4.  Essential emotional coping skills include the ability to demonstrate the mental health necessary to safely engage in the practice of scientific discovery.  Specifically, students must be able to:

• Engage in multitasking without becoming overly stressed
• Practice safe laboratory procedures and be mindful of the safety of others
• Realize that exposure to chemicals can have consequences if the correct safety procedures are not followed
• Collaborate with lab partners to complete a task in the classroom or laboratory
• Cooperate with others and work in groups or alone as indicated by the instructor

5.  Essential intellectual/conceptual skills include the ability to measure, calculate, analyze, synthesize, and evaluate to engage competently in the safe practice of Chemistry. Specifically, students must be able to:

• Select appropriate methods to solve mathematical problems
• Use a calculator to complete calculations
• Use a computer to generate graphs and reports
• Use equipment and instrumentation to make measurements
• Analyze complex graphical data and/ or concepts
• Express an understanding of the concepts learned in chemistry in written form or verbally

6.  Other essential behavioral attributes include the ability to engage in activities consistent with safe practice without demonstrated behaviors of addiction to, abuse of, or dependence on alcohol or other drugs that may impair behavior or judgment. The student must demonstrate responsibility and accountability for actions as a student in the Physical Sciences Department and as a developing professional in the field of chemistry consistent with accepted standards of practice.

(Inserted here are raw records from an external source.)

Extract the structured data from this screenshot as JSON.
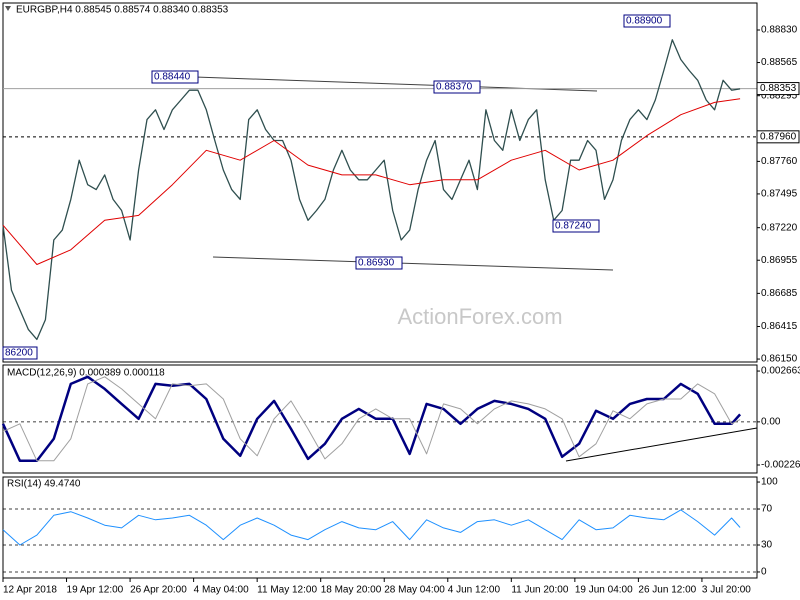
{
  "chart_data": [
    {
      "type": "line",
      "title": "EURGBP,H4 0.88545 0.88574 0.88340 0.88353",
      "watermark": "ActionForex.com",
      "x": [
        0,
        4,
        8,
        12,
        16,
        20,
        24,
        28,
        32,
        36,
        40,
        44,
        48,
        52,
        56,
        60,
        64,
        68,
        72,
        76,
        80,
        84,
        88,
        92,
        96,
        100,
        104,
        108,
        112,
        116,
        120,
        124,
        128,
        132,
        136,
        140,
        144,
        148,
        152,
        156,
        160,
        164,
        168,
        172,
        176,
        180,
        184,
        188,
        192,
        196,
        200,
        204,
        208,
        212,
        216,
        220,
        224,
        228,
        232,
        236,
        240,
        244,
        248,
        252,
        256,
        260,
        264,
        268,
        272,
        276,
        280,
        284,
        288,
        292,
        296,
        300,
        304,
        308,
        312,
        316,
        320,
        324,
        328,
        332,
        336,
        340,
        344,
        348
      ],
      "series": [
        {
          "color": "#2f4f4f",
          "values": [
            0.8724,
            0.8671,
            0.8655,
            0.8639,
            0.8631,
            0.8647,
            0.8712,
            0.872,
            0.8745,
            0.8777,
            0.8757,
            0.8753,
            0.8765,
            0.8745,
            0.8736,
            0.8712,
            0.8769,
            0.881,
            0.8818,
            0.8802,
            0.8818,
            0.8826,
            0.8834,
            0.8834,
            0.8818,
            0.8793,
            0.8769,
            0.8753,
            0.8745,
            0.881,
            0.8818,
            0.8802,
            0.8793,
            0.8793,
            0.8777,
            0.8745,
            0.8728,
            0.8736,
            0.8745,
            0.8769,
            0.8785,
            0.8769,
            0.8761,
            0.8761,
            0.8769,
            0.8777,
            0.8736,
            0.8712,
            0.872,
            0.8753,
            0.8777,
            0.8793,
            0.8753,
            0.8745,
            0.8761,
            0.8777,
            0.8753,
            0.8818,
            0.8793,
            0.8785,
            0.8818,
            0.8793,
            0.881,
            0.8818,
            0.8761,
            0.8728,
            0.8736,
            0.8777,
            0.8777,
            0.8793,
            0.8785,
            0.8745,
            0.8761,
            0.8793,
            0.881,
            0.8818,
            0.881,
            0.8826,
            0.885,
            0.8875,
            0.8859,
            0.885,
            0.8842,
            0.8826,
            0.8818,
            0.8842,
            0.8834,
            0.8835
          ]
        },
        {
          "color": "#e00000",
          "x": [
            0,
            16,
            32,
            48,
            64,
            80,
            96,
            112,
            128,
            144,
            160,
            176,
            192,
            208,
            224,
            240,
            256,
            272,
            288,
            304,
            320,
            336,
            348
          ],
          "values": [
            0.8724,
            0.8692,
            0.8704,
            0.8728,
            0.8732,
            0.8757,
            0.8785,
            0.8777,
            0.8793,
            0.8773,
            0.8765,
            0.8765,
            0.8757,
            0.8761,
            0.8761,
            0.8777,
            0.8785,
            0.8769,
            0.8777,
            0.8797,
            0.8814,
            0.8824,
            0.8827
          ]
        }
      ],
      "xlim": [
        0,
        356
      ],
      "ylim": [
        0.86126,
        0.8905
      ],
      "yticks": [
        {
          "value": 0.8883,
          "label": "0.88830"
        },
        {
          "value": 0.88565,
          "label": "0.88565"
        },
        {
          "value": 0.88295,
          "label": "0.88295"
        },
        {
          "value": 0.8776,
          "label": "0.87760"
        },
        {
          "value": 0.87495,
          "label": "0.87495"
        },
        {
          "value": 0.8722,
          "label": "0.87220"
        },
        {
          "value": 0.86955,
          "label": "0.86955"
        },
        {
          "value": 0.86685,
          "label": "0.86685"
        },
        {
          "value": 0.86415,
          "label": "0.86415"
        },
        {
          "value": 0.8615,
          "label": "0.86150"
        }
      ],
      "hlines": [
        {
          "value": 0.88353,
          "label": "0.88353",
          "style": "solid"
        },
        {
          "value": 0.8796,
          "label": "0.87960",
          "style": "dashed"
        }
      ],
      "annotations": [
        "0.88440",
        "0.88370",
        "0.86930",
        "0.87240",
        "0.88900",
        "86200"
      ]
    },
    {
      "type": "line",
      "title": "MACD(12,26,9) 0.000389 0.000118",
      "x": [
        0,
        8,
        16,
        24,
        32,
        40,
        48,
        56,
        64,
        72,
        80,
        88,
        96,
        104,
        112,
        120,
        128,
        136,
        144,
        152,
        160,
        168,
        176,
        184,
        192,
        200,
        208,
        216,
        224,
        232,
        240,
        248,
        256,
        264,
        272,
        280,
        288,
        296,
        304,
        312,
        320,
        328,
        336,
        344,
        348
      ],
      "series": [
        {
          "color": "#000080",
          "values": [
            -0.0001,
            -0.00204,
            -0.00204,
            -0.00089,
            0.00199,
            0.00236,
            0.00173,
            0.00094,
            0.00016,
            0.00199,
            0.00189,
            0.00199,
            0.0012,
            -0.00089,
            -0.00178,
            0.00016,
            0.0011,
            -0.00037,
            -0.00194,
            -0.00115,
            0.00016,
            0.00068,
            0.00016,
            0.00016,
            -0.00168,
            0.00094,
            0.00068,
            -0.0001,
            0.00068,
            0.0011,
            0.00094,
            0.00068,
            0.00016,
            -0.00183,
            -0.00115,
            0.00058,
            0.00016,
            0.00094,
            0.0012,
            0.0012,
            0.00199,
            0.00147,
            -0.0001,
            -0.0001,
            0.00039
          ]
        },
        {
          "color": "#a0a0a0",
          "values": [
            -0.0005,
            -0.0001,
            -0.00204,
            -0.00204,
            -0.00089,
            0.00199,
            0.00236,
            0.00173,
            0.00094,
            0.00016,
            0.00199,
            0.00189,
            0.00199,
            0.0012,
            -0.00089,
            -0.00178,
            0.00016,
            0.0011,
            -0.00037,
            -0.00194,
            -0.00115,
            0.00016,
            0.00068,
            0.00016,
            0.00016,
            -0.00168,
            0.00094,
            0.00068,
            -0.0001,
            0.00068,
            0.0011,
            0.00094,
            0.00068,
            0.00016,
            -0.00183,
            -0.00115,
            0.00058,
            0.00016,
            0.00094,
            0.0012,
            0.0012,
            0.00199,
            0.00147,
            -0.0001,
            0.000118
          ]
        }
      ],
      "xlim": [
        0,
        356
      ],
      "ylim": [
        -0.00268,
        0.00298
      ],
      "yticks": [
        0.002663,
        {
          "value": 0,
          "label": "0.00"
        },
        -0.00226
      ],
      "grid": "dashed-inner"
    },
    {
      "type": "line",
      "title": "RSI(14) 49.4740",
      "x": [
        0,
        8,
        16,
        24,
        32,
        40,
        48,
        56,
        64,
        72,
        80,
        88,
        96,
        104,
        112,
        120,
        128,
        136,
        144,
        152,
        160,
        168,
        176,
        184,
        192,
        200,
        208,
        216,
        224,
        232,
        240,
        248,
        256,
        264,
        272,
        280,
        288,
        296,
        304,
        312,
        320,
        328,
        336,
        344,
        348
      ],
      "series": [
        {
          "color": "#1e90ff",
          "values": [
            47,
            30,
            41,
            63,
            67,
            60,
            52,
            49,
            63,
            58,
            60,
            63,
            52,
            36,
            52,
            60,
            52,
            41,
            36,
            47,
            56,
            49,
            47,
            56,
            36,
            58,
            49,
            44,
            56,
            58,
            52,
            58,
            47,
            36,
            58,
            47,
            49,
            63,
            60,
            58,
            69,
            56,
            41,
            60,
            49.474
          ]
        }
      ],
      "xlim": [
        0,
        356
      ],
      "ylim": [
        -6.7,
        105.6
      ],
      "yticks": [
        100,
        70,
        30,
        0
      ],
      "grid": "dashed-inner",
      "xticks": [
        {
          "value": 0,
          "label": "12 Apr 2018"
        },
        {
          "value": 30,
          "label": "19 Apr 12:00"
        },
        {
          "value": 60,
          "label": "26 Apr 20:00"
        },
        {
          "value": 90,
          "label": "4 May 04:00"
        },
        {
          "value": 120,
          "label": "11 May 12:00"
        },
        {
          "value": 150,
          "label": "18 May 20:00"
        },
        {
          "value": 180,
          "label": "28 May 04:00"
        },
        {
          "value": 210,
          "label": "4 Jun 12:00"
        },
        {
          "value": 240,
          "label": "11 Jun 20:00"
        },
        {
          "value": 270,
          "label": "19 Jun 04:00"
        },
        {
          "value": 300,
          "label": "26 Jun 12:00"
        },
        {
          "value": 330,
          "label": "3 Jul 20:00"
        }
      ]
    }
  ]
}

Grand Rapids Community College strives to be more than ADA compliant. We strive to be accessible and welcoming to all students of all abilities. After reviewing the Essential Abilities/Technical Standards for this program; your responsibilities as a student entail determining if you can complete all associated coursework either:

• With Accommodation. I am otherwise qualified to meet the same academic standards as any other student entering the program. However, based on a medically documented condition or diagnosis, I would qualify for reasonable accommodation under the Americans with Disabilities Act (1990). I will meet with Disability Support Services on campus to arrange those accommodations in an interactive process with the department of Physical Sciences.
• Without Accommodation. I am able to complete the program without need for reasonable accommodation or modification. In the event my medical documentation reveals otherwise or a condition manifests that would necessitate an accommodation; it is my responsibility to inform a responsible authority figure within the department of (field of study) and work with Disability Support Services to see if a reasonable accommodation or modification can be made.